EIR Found Inadequate Under CEQA Because of Conceptual Project Description
Environmental/Land Use Alert (September 18, 2019)On July 31, 2019, the California Court of Appeal for the Second Appellate District decided stopthemillenniumhollywood.com v. City of Los Angeles (2019), Case No. B282319, in which it determined that an environmental impact report (EIR) failed to comply with the California Environmental Quality Act (CEQA) because it lacked a stable and finite project description.
In 2008, Millennium submitted a permit application for a mixed-use development project in the area surrounding the historic Capitol Records Building in Hollywood. The application specified the project would consist of 492 residential units, a 200-unit luxury hotel, 100,000 square feet of office space, a sports club and spa, more than 11,000 square feet of commercial uses, and 34,000 square feet of food and beverage uses. The application also included a detailed development plan describing the proposed high- and low-rise buildings. The City of Los Angeles informed Millennium that the proposed project violated the City’s allowed floor-area ratio and would require a variance. Millennium took no further action until 2011.
In 2011, Millennium submitted another permit application, again proposing a mixed-use development of essentially the same size as the 2008 proposed project. However, unlike the 2008 application, this application did not include a detailed description of the proposed buildings.
Similar to Millennium’s 2011 application, the project’s initial study stated the project would include 1,052,667 square feet of newly built floor area and the project would develop a mix of residential, hotel, office, and commercial uses. The initial study did not include drawings or any description of the number of buildings, their shape and size, their location, or their purposes. As described by Millennium’s lawyer, “the project description ‘is designed to create an impact “envelope” within which a range of development scenarios can occur.’”
Millennium then prepared its draft EIR. The draft EIR described a “conceptual plan . . . as an illustrative scenario to demonstrate a potential development program” (emphasis in original). This conceptual plan included three possible scenarios representing the maximum possible environmental impacts that could result from the project. The final EIR for the project contained the same project description set forth in the draft EIR.
Plaintiff, stopthemillenniumhollywood, challenged the EIR and filed a writ of mandate asking the trial court to direct the City to set aside its approval for the project because the project failed to provide an accurate, stable, and finite project description as required by CEQA. The trial court granted the petition, finding the project description “only provided a ‘blurred view of the project’” and thus was inconsistent with CEQA, which was “‘intended to provide the fullest information reasonably available on which the decision-makers and the public can rely in determining whether to start a project.’”
The trial court also distinguished Citizens for a Sustainable Treasure Island v. City and County of San Francisco (2014) 227 Cal.App.4th 1036, a decision which upheld approval of an EIR with a project description that included conceptual elements. Citizens for a Sustainable Treasure Island, unlike the project at issue in this case, involved a project site contaminated with hazardous materials, so the timing and nature of the development was unknown because cleanup of the project site had to be conducted before development could begin.

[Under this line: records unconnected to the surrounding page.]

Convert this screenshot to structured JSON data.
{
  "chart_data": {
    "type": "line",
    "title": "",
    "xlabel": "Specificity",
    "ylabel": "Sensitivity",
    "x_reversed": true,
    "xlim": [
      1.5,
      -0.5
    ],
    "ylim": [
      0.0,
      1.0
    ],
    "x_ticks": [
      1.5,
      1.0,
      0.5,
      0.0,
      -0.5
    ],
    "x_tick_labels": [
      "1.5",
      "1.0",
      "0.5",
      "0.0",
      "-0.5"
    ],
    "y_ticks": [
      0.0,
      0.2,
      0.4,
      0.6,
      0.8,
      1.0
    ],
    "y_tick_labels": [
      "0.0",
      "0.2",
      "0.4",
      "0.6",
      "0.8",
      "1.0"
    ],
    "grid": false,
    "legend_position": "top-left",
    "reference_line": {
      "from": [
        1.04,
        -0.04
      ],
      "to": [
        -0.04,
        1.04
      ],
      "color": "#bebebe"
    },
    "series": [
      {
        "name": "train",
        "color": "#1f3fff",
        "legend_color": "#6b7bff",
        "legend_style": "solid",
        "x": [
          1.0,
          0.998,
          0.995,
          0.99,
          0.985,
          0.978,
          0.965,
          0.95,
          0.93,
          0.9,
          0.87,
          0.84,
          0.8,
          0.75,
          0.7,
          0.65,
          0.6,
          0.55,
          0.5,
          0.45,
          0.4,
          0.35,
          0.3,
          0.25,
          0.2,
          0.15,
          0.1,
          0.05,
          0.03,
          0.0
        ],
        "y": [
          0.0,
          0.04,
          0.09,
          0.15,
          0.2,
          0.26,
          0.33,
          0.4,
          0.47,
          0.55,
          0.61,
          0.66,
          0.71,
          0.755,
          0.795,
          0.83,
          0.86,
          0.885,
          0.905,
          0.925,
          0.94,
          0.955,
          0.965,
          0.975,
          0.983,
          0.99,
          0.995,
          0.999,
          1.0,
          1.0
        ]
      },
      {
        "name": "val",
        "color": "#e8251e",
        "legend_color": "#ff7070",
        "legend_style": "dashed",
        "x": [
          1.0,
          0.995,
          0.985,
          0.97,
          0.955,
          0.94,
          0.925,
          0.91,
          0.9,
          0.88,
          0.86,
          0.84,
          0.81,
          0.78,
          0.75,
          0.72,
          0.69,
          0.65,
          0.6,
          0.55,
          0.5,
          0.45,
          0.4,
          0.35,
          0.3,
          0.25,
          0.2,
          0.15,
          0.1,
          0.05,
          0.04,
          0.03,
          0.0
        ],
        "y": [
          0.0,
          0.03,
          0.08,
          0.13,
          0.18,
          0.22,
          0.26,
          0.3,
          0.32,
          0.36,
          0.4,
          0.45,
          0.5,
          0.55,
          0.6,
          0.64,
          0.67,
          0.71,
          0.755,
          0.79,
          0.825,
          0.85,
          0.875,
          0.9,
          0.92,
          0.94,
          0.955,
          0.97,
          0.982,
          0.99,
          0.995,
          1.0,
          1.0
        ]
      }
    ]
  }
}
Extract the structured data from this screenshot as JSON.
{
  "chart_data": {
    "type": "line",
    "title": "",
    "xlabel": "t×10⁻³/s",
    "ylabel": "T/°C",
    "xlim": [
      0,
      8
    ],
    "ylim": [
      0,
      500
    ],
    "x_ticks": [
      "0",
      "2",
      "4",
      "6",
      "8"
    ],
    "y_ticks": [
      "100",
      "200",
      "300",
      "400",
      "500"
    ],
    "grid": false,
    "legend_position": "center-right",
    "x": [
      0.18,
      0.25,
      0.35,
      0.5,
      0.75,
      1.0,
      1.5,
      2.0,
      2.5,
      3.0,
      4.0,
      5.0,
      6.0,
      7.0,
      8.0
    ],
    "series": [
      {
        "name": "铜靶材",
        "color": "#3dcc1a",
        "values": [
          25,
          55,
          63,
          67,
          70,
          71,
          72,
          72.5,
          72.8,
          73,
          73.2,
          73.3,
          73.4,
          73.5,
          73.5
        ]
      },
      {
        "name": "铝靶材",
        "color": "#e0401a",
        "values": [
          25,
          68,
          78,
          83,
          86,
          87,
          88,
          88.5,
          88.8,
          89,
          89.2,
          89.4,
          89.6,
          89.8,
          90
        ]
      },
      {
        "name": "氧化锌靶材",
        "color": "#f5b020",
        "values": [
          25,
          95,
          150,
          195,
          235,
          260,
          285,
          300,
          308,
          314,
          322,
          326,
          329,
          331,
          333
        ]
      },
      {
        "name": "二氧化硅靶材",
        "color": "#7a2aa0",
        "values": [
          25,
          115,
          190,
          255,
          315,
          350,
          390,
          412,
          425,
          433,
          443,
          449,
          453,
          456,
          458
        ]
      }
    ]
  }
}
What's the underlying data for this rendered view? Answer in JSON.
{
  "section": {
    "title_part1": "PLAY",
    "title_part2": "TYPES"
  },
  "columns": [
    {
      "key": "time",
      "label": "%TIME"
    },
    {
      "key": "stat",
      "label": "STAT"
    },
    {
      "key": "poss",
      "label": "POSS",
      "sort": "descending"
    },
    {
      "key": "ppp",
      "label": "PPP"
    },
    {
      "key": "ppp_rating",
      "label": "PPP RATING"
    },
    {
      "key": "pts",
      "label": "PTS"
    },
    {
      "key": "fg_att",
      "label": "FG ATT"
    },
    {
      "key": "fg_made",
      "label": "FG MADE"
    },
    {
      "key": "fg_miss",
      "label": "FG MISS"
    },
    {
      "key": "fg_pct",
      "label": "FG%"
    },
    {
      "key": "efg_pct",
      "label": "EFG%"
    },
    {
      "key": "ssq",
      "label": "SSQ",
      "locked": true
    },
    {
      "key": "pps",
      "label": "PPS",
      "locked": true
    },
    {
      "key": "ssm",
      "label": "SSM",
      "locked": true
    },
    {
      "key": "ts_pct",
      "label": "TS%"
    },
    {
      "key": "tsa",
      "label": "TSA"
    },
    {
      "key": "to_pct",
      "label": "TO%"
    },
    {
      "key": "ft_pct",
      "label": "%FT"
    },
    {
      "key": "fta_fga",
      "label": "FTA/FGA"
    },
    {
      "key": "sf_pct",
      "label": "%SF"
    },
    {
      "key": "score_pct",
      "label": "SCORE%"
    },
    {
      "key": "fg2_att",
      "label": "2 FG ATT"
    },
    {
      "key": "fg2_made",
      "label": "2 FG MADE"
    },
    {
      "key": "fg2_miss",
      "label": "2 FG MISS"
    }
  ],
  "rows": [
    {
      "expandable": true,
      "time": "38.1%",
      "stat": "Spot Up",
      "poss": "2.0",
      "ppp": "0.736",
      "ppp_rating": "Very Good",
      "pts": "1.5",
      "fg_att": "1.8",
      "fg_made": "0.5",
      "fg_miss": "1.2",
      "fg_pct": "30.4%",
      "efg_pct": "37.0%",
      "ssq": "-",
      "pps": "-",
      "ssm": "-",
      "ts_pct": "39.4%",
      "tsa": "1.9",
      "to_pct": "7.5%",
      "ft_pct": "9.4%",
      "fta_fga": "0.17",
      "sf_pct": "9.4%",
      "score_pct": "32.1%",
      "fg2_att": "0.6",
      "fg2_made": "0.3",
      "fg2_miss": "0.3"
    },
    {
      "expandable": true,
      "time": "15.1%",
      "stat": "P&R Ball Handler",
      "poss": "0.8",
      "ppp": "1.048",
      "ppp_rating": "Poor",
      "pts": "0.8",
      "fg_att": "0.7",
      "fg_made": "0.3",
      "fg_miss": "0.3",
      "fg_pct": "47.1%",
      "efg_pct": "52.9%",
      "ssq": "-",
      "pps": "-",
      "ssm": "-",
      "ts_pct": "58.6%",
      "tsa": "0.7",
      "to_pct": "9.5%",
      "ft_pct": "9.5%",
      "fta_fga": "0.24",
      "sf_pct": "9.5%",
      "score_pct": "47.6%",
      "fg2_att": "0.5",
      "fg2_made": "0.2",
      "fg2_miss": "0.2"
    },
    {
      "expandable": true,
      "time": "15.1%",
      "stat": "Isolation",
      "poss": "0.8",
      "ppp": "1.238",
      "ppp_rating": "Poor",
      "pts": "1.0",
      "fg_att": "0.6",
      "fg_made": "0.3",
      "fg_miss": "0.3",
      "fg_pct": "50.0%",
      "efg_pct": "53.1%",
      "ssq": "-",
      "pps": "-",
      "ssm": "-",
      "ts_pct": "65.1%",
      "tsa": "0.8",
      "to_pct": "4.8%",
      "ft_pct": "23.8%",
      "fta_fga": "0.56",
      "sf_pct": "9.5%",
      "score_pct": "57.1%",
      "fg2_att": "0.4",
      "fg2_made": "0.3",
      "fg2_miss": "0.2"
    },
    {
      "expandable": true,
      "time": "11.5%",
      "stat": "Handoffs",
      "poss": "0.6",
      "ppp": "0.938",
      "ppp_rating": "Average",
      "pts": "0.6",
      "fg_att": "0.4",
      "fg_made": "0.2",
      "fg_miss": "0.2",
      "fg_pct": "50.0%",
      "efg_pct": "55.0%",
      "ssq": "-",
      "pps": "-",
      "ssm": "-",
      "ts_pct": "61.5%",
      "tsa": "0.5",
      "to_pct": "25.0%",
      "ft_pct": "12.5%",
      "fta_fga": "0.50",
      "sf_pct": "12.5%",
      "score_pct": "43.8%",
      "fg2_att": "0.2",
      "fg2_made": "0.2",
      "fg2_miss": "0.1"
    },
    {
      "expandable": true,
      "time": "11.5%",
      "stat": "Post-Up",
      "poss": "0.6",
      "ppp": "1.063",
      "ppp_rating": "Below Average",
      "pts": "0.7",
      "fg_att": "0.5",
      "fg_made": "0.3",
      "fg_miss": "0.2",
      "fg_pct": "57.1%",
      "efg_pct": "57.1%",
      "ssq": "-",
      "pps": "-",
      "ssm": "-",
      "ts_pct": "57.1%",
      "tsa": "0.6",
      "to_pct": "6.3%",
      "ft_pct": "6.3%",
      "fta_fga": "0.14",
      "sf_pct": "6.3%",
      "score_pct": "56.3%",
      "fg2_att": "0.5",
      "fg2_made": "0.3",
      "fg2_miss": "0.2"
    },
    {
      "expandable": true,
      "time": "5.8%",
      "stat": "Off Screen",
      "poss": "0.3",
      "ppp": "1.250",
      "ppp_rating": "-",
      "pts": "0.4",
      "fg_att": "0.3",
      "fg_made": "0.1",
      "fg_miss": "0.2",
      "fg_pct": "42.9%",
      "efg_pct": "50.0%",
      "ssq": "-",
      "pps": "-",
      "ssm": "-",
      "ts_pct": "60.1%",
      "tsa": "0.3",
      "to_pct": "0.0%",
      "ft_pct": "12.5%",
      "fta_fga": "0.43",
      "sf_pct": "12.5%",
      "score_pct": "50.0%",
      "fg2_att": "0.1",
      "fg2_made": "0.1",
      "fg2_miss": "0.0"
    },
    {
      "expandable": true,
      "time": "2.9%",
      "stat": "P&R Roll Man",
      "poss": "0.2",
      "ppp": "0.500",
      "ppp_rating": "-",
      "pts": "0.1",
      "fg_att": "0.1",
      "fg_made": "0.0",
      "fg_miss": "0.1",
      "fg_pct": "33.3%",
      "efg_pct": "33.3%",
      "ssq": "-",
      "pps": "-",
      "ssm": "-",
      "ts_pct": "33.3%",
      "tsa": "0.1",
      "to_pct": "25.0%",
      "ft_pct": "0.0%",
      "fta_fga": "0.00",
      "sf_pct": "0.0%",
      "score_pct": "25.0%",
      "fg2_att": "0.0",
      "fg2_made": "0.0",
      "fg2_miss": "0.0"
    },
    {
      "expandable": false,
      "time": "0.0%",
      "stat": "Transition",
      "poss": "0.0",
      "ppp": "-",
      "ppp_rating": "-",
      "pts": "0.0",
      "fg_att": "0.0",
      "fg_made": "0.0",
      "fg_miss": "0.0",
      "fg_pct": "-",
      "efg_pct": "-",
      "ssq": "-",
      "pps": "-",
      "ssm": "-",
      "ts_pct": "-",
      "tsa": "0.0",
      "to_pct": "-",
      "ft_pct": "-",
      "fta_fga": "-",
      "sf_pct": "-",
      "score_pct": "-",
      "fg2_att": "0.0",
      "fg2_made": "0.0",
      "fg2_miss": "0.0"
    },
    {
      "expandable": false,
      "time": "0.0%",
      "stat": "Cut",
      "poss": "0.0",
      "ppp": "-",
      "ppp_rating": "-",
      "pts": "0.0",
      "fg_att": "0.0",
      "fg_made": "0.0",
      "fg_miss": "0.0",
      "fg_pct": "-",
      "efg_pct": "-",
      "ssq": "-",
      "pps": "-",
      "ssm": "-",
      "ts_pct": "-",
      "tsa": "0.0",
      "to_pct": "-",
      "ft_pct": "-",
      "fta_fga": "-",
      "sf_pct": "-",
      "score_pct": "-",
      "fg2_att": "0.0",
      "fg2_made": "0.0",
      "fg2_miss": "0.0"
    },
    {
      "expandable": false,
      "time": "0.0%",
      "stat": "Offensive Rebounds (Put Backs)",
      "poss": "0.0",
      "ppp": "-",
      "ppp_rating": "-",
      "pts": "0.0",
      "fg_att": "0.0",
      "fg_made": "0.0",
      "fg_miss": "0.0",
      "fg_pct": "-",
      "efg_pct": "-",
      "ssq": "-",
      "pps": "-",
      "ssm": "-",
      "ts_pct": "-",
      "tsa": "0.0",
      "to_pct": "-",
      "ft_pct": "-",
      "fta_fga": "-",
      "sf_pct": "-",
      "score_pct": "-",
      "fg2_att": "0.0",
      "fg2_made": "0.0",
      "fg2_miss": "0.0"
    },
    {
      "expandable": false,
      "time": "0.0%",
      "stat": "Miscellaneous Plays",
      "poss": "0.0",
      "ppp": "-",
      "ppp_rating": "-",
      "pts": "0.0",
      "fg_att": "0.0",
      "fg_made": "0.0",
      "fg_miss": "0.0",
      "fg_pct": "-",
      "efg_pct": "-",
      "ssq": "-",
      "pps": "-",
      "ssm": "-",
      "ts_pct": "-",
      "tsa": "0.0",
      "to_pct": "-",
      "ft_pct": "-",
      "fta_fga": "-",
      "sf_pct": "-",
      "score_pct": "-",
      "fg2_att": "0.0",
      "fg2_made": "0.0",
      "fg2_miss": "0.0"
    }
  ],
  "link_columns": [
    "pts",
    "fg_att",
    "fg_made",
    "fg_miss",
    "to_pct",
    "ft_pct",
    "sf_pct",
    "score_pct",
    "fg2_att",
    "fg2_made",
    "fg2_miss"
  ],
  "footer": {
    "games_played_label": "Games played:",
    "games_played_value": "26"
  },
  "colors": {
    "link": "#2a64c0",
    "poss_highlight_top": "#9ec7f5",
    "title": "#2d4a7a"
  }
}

On review, the Court of Appeal affirmed the trial court’s finding that the project description was not accurate, stable, and finite and thus violated CEQA. The Court of Appeal explained, “an accurate, stable, and finite project description” is the “sine qua non of an informative and legally sufficient EIR.” The Court of Appeal also clarified the description was inadequate even though it analyzed the worst-case-scenario environmental effects because CEQA’s purpose “goes beyond an evaluation of theoretical environmental impacts.” Relatedly, an EIR that excludes pertinent information precludes informed public participation.
Overall, the Court of Appeal found the project’s conceptual plans failed to provide the public with any visual of the number of buildings that would be built or where the buildings would be located. Because the project description failed to describe the “siting, size, mass, or appearance of any building proposed to be built at the project site,” it was not accurate, stable, and finite.
[This case alert does not constitute legal advice and no attorney-client relationship is created by viewing or responding to this alert. Legal counsel should be sought for answers to specific legal questions.]